Confessing his weak, faltering and fearful ways, King admitted “At that moment, I experienced the presence of the Divine as I had never
experienced Him before. I could hear an inner voice saying to me, Martin
Luther, stand up for righteousness, stand up for justice, stand up for the
truth. And lo, I will be with you, even until the end of the world. I heard the
voice of Jesus saying still to fight on. He promised never to leave me, never
to leave me alone, No, never alone. No, never alone. He promised never to leave
me, never to leave me alone.” (We recognize that hymn).
Reading a book like Jim Wallis’s The Great Awakening would do much to help conservative Church of
God Christians to revive their faith and filter their politics through the red-letter
words of Jesus in the Bible rather than through the left and right sides Democratic
and Republican politics. It might even give the reader a better feel for the challenge issued by Dr.
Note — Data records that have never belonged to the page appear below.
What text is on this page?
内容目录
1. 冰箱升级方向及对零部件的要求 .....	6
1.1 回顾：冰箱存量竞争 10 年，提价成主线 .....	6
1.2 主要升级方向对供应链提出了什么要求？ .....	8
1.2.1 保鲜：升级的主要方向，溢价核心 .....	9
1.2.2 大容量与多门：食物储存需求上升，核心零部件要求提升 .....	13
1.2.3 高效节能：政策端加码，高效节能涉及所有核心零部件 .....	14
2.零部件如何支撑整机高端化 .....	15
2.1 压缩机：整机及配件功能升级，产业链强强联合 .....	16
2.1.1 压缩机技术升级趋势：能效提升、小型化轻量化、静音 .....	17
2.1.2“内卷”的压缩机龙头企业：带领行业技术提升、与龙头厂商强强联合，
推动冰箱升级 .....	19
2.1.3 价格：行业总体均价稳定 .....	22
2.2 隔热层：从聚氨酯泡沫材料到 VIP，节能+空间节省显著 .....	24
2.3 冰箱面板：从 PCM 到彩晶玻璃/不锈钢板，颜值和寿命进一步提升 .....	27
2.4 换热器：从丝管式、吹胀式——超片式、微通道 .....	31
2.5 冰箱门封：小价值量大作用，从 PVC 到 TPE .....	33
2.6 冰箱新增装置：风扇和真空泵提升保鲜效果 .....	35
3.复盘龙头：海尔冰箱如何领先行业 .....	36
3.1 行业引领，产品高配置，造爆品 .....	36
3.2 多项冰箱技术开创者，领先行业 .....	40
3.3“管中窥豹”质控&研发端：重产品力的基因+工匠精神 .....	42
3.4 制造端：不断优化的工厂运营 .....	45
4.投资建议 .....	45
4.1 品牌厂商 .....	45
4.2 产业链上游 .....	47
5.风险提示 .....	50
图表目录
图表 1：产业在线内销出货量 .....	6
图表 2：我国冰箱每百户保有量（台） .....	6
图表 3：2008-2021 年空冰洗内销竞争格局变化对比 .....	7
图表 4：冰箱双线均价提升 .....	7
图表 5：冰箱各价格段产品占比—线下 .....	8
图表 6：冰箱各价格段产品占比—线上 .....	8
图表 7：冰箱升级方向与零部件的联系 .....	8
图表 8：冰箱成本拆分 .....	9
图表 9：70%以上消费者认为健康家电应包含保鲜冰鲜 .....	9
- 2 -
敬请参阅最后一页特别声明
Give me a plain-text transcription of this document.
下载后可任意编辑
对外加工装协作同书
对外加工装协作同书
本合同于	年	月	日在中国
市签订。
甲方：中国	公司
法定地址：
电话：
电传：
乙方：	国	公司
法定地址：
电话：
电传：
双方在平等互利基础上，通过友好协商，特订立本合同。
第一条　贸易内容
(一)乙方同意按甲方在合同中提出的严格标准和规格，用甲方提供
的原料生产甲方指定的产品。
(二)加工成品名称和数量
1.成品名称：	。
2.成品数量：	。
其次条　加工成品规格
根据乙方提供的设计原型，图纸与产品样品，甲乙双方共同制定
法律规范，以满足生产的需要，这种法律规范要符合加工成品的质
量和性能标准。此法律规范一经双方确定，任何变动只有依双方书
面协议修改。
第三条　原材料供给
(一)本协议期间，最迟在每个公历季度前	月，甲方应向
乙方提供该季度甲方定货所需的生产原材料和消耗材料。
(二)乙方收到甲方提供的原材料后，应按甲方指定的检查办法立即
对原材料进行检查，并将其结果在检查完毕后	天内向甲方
Jim Lyons of Church of God Ministries to become
involved in a new generation of abolitionism—human trafficking.
Lyon's call is not an enlistment of the weak and the timid;
the fearful, the cynic, and the doubter! It is a clear Trumpet note calling
for a radical defense of the imago dei and
the Christian doctrine that every human being has value, that no matter who or
what one is, the church cares, if for no other reason, because we are all created in the
image of God.
From Warner’s World I am
Walkingwithwarner.blogspot.com
1 comment:
One has to question the wisdom with which general director Lyon has involved the Church of God in what is nothing more than the pet social justice cause of the liberal hollywood elites. There already exist numerous agencies and millions of dollars have been flowing into this cause. The $1,000,000 tapped from the coffers of the local Church of God congregations could be put to better use in their own locality. $1M will not make a dent in this problem, and in fact for each person we "rescue" it will create a vacuum that will draw another in. We would do better to spread the message of Holiness and cut off the problem at its root with the transformative message of the Gospel, rather than enable more degradation.